In order to make an accurate estimate, we need to check our four assumptions: Linearity of parameters, Independent and Random Sampling, No perfect Multicollinearity, and Zero Conditional Mean. For the first assumption, we tried to determine by comparing the linear fits of the scatter plot with a nonlinear fit (using method = "loess"). For most of the variables (excluding perc_doc), we see that most nonlinear curves actually overfit the data. So it is inconclusive whether the first assumption is violated. Because our data was taken from the census, and used as a cross sectional data, we can view this data as a random sample, meeting our second assumption. In addition, when we ran a perfect multicollinearity test, we found that there is no perfect multicollinearity, so we know our third assumption is also accurate. However, we cannot assume that the Zero Conditional Mean is met in these models.
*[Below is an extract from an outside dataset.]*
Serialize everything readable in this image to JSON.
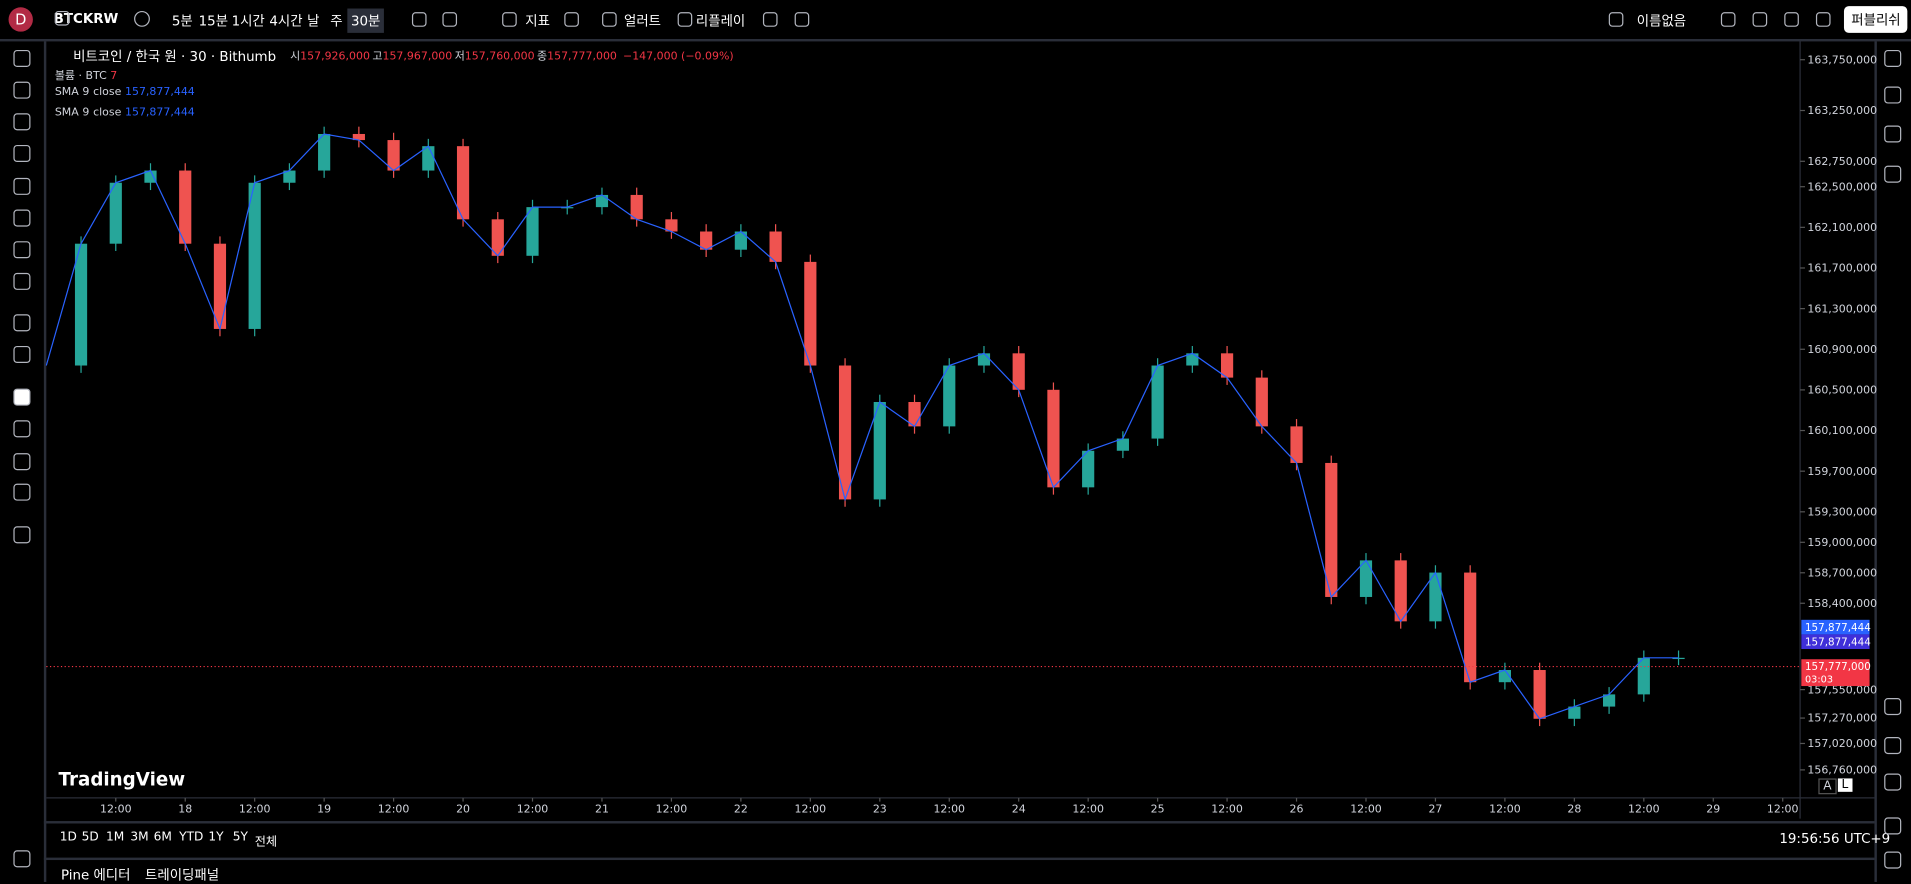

Because the number of explanatory variables for the percent of GOP votes is so large, there is no feasible way to control for all of the explanatory variables within our eight variables. For instance, data such as % Male or % with kids might have an impact that we are unable to represent.

Given that the Zero Conditional Mean assumption is likely to not be true, we can say that we should not interpret any of the results as causal.